Data-Driven Investment Strategies for Peer-to-Peer Lending

This paper investigates a problem very similar in nature and form to the problem that we are investigating in this project. In this paper, Cohen, Guetta, Jia, and Provost analyze various attempts to build model-powered investment strategies for maximizing investment returns on Lending Club, and potentially other Peer-to-Peer lending services. In their analyses, they realized that due to the varied nature of loans and the immeasurable underlying factors behind successful and unsucessful investments, it is relatively impossible to generate anything close to a perfect model that can far surpass Lending Club’s existing standards for investment returns. Through a quantitative analysis, they conclude that they were only able to achieve an ROC AUC of approximately 0.68 even by using over 200 random seeds for sample selection and model building, revealing little to no advantage over existing practical and empirical analyses of Lending Club investment portfolios. Additional analyses using metrics such as Kendall’s tau statistic revealed negligible difference from the null hypothesis of 0.5, reflecting on the difficulty of building successful models for predicting Lending Club’s investment success. However, our model will improve upon the work that Cohen, Guetta, Jia, and Provost have done due to our model’s greater predictor filtering and the use of several predictors that the researchers were not able to interpret and parse in their research.
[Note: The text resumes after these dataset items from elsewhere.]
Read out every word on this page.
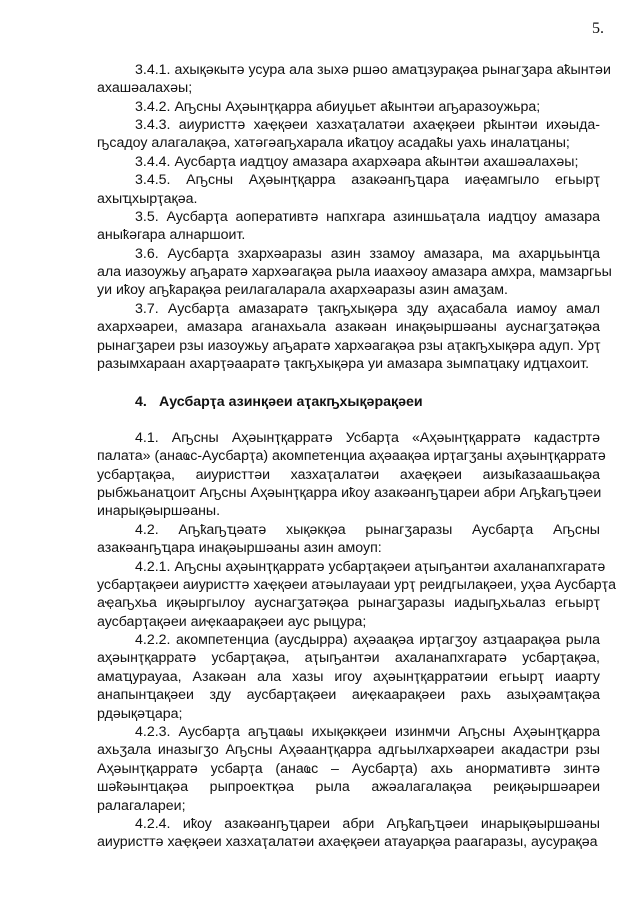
5.
3.4.1. ахықәкытә усура ала зыхә ршәо амаҵзурақәа рынагӡара аҟынтәи
ахашәалахәы;
3.4.2. Аҧсны Аҳәынҭқарра абиуџьет аҟынтәи аҧаразоужьра;
3.4.3. аиуристтә хаҿқәеи хазхаҭалатәи ахаҿқәеи рҟынтәи ихәыда-
ҧсадоу алагалақәа, хатәгәаҧхарала иҟаҵоу асадаҟы уахь иналаҵаны;
3.4.4. Аусбарҭа иадҵоу амазара ахархәара аҟынтәи ахашәалахәы;
3.4.5. Аҧсны Аҳәынҭқарра азакәанҧҵара иаҿамгыло егьырҭ
ахыҵхырҭақәа.
3.5. Аусбарҭа аоперативтә напхгара азиншьаҭала иадҵоу амазара
аныҟәгара алнаршоит.
3.6. Аусбарҭа зхархәаразы азин ззамоу амазара, ма ахарџьынҵа
ала иазоужьу аҧаратә хархәагақәа рыла иаахәоу амазара амхра, мамзаргьы
уи иҟоу аҧҟарақәа реилагаларала ахархәаразы азин амаӡам.
3.7. Аусбарҭа амазаратә ҭакҧхықәра зду аҳасабала иамоу амал
ахархәареи, амазара аганахьала азакәан инақәыршәаны ауснагӡатәқәа
рынагӡареи рзы иазоужьу аҧаратә хархәагақәа рзы аҭакҧхықәра адуп. Урҭ
разымхараан ахарҭәааратә ҭакҧхықәра уи амазара зымпаҵаку идҵахоит.
4. Аусбарҭа азинқәеи аҭакҧхықәрақәеи
4.1. Аҧсны Аҳәынҭқарратә Усбарҭа «Аҳәынҭқарратә кадастртә
палата» (анаҩс-Аусбарҭа) акомпетенциа аҳәаақәа ирҭагӡаны аҳәынҭқарратә
усбарҭақәа, аиуристтәи хазхаҭалатәи ахаҿқәеи аизыҟазаашьақәа
рыбжьанаҵоит Аҧсны Аҳәынҭқарра иҟоу азакәанҧҵареи абри Аҧҟаҧҵәеи
инарықәыршәаны.
4.2. Аҧҟаҧҵәатә хықәкқәа рынагӡаразы Аусбарҭа Аҧсны
азакәанҧҵара инақәыршәаны азин амоуп:
4.2.1. Аҧсны аҳәынҭқарратә усбарҭақәеи аҭыҧантәи ахаланапхгаратә
усбарҭақәеи аиуристтә хаҿқәеи атәылауааи урҭ реидгылақәеи, уҳәа Аусбарҭа
аҿаҧхьа иқәыргылоу ауснагӡатәқәа рынагӡаразы иадыҧхьалаз егьырҭ
аусбарҭақәеи аиҿкаарақәеи аус рыцура;
4.2.2. акомпетенциа (аусдырра) аҳәаақәа ирҭагӡоу азҵаарақәа рыла
аҳәынҭқарратә усбарҭақәа, аҭыҧантәи ахаланапхгаратә усбарҭақәа,
амаҵурауаа, Азакәан ала хазы игоу аҳәынҭқарратәии егьырҭ иаарту
анапынҵақәеи зду аусбарҭақәеи аиҿкаарақәеи рахь азыҳәамҭақәа
рдәықәҵара;
4.2.3. Аусбарҭа аҧҵаҩы ихықәкқәеи изинмчи Аҧсны Аҳәынҭқарра
ахьӡала иназыгӡо Аҧсны Аҳәаанҭқарра адгьылхархәареи акадастри рзы
Аҳәынҭқарратә усбарҭа (анаҩс – Аусбарҭа) ахь анормативтә зинтә
шәҟәынҵақәа рыпроектқәа рыла ажәалагалақәа реиқәыршәареи
ралагалареи;
4.2.4. иҟоу азакәанҧҵареи абри Аҧҟаҧҵәеи инарықәыршәаны
аиуристтә хаҿқәеи хазхаҭалатәи ахаҿқәеи атауарқәа раагаразы, аусурақәа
Maxime C. Cohen, C. Daniel Guetta, Kevin Jiao, and Foster Provost.Big Data.Sep 2018.ahead of print http://doi.org/10.1089/big.2018.0092

Risk Assessment in Social Lending via Random Forests

In our final project, we seek to power a successful investment strategy using the machine learning and data analysis techniques we have learned throughout the course of the semester. For this project specifically, our goal is not only to power such an investment strategy that yields promising returns, but to train a model to recognize and respond to different indicators of risk within a datset. In this sense, the work done by Malekipirbazari and Aksakalli on asessing risk using computer based Random Forest models is essential to the core of our investment strategy. In their paper, they use Random Forest models to analyze the risk of different investment portfolios of loans to a reasonable degree of success. Inspired by their work and their success on building a working risk assessment model, we decide to use Random Forests as a preliminary and a follow-up method of power our investment strategy and evaluating the success and feasibility of beating Lending Club’s existing standards on the state of good investments and portfolios.

Malekipirbazari, Milad, and Vural Aksakalli. “Risk Assessment in Social Lending via Random Forests.” Expert Systems with Applications, vol. 42, no. 10, 2015, pp. 4621–4631., doi:10.1016/j.eswa.2015.02.001.

Works Cited

[1] Maxime C. Cohen, C. Daniel Guetta, Kevin Jiao, and Foster Provost.Big Data.Sep 2018.ahead of print http://doi.org/10.1089/big.2018.0092

[2] Malekipirbazari, Milad, and Vural Aksakalli. “Risk Assessment in Social Lending via Random Forests.” Expert Systems with Applications, vol. 42, no. 10, 2015, pp. 4621–4631., doi:10.1016/j.eswa.2015.02.001.